The Barry M. Goldwater Scholarship and Excellence in Education Program was founded in 1986 to provide a continuing source of highly qualified scientists, mathematicians and engineers by awarding scholarships to college students who plan to pursue careers in those fields. It honors Sen. Barry M. Goldwater, a U.S. senator for 30 years.
More information about the Goldwater Scholarship is available at http://www.act.org/goldwater.
Salem plans to use the $7,500 scholarship award to fund his research for the remainder of his undergraduate career. His interests lie within the field of energy storage and, in particular, the development of new successful battery technologies that can meet growing energy demands.

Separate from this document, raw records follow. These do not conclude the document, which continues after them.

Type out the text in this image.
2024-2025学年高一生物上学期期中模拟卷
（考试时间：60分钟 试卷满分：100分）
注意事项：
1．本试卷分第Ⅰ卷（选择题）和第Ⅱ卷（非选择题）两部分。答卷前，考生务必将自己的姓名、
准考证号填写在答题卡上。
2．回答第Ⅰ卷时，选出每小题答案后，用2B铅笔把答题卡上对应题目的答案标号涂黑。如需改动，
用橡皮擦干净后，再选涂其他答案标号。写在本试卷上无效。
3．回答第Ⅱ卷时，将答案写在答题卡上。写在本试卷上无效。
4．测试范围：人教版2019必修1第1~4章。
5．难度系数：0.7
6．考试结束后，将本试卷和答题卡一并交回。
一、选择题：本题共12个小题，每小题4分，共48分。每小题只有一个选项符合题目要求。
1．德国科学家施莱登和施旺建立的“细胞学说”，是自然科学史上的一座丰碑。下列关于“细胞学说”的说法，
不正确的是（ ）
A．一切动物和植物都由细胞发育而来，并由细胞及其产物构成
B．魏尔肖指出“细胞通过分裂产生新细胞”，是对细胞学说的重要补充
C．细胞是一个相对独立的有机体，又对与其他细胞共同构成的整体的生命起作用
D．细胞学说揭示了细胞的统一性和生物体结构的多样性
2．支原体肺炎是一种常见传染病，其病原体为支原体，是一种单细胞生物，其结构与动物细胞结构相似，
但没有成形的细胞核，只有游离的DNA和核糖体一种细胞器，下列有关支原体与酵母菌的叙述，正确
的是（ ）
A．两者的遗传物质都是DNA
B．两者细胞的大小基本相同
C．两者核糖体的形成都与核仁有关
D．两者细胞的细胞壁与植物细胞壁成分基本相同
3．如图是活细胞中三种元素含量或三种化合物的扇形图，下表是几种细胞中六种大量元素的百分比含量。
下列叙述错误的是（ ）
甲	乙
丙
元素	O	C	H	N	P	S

A resident of Liverpool, N.Y., Salem has been a standout student since first arriving at UB, earning academic honors since his freshman year. After graduation, he plans to attend graduate school, earn a PhD in chemical engineering and eventually pursue a career in academia.
A UB Presidential Scholar, Salem has a long list of honors and awards, which include the CRC Freshman Chemistry Award, Merck Index Sophomore Chemistry Award and the AIChE Sophomore Excellence Award. He is also a member of the engineering honor society Tau Beta Pi and the Ronald E. McNair Post-baccalaureate Achievement Program.
Now Salem can add the Goldwater Scholarship to his impressive resume.
"During the past decade or so, energy production and consumption have become major issues for the United States and other nations around the world," said Salem. "I am very interested in this research field because of the widespread applications, and the potential to change the way in which the United States thinks about energy."
His interests in energy storage and energy conservation stem from a presentation by a local weatherman on global warming he attended while in high school. Due to his experience as a member of the Boy Scouts, Salem already had a great deal of respect for the environment, but after the presentation he decided to devote his studies to improving environmental conditions.
"While I knew the overall idea of global warming, I was overwhelmed by the evidence that he presented and severity of the problem," said Salem. "I distinctly remember the feeling as I walked out of the auditorium. I was confused, shocked and even a little angry."
Currently, Salem is a member of a research group studying various aspects of lithium-air battery systems. He has worked under UB Research Assistant Professor Amy C. Marschilok, as well as Ken Takeuchi, SUNY Distinguished Teaching Professor of Chemistry, and his wife, Esther Sans Takeuchi, SUNY Distinguished Professor and Greatbatch Professor of Advanced Power Sources in the Department of Chemical and Biological Engineering, since his sophomore year.
Salem said he greatly admires the couple for giving him the opportunity to work in their lab as an undergraduate and credits them for his decision to pursue graduate studies.
"My current goal as a student is to open enough doors so that I have the opportunity to change the world in the future," said Salem. "I hope someday to make just as great a contribution to society as they have."
Salem joins the ranks of other Goldwater recipients, many of whom have received prestigious post-graduate fellowship programs, including numerous Rhodes, Marshall and Churchill scholarships.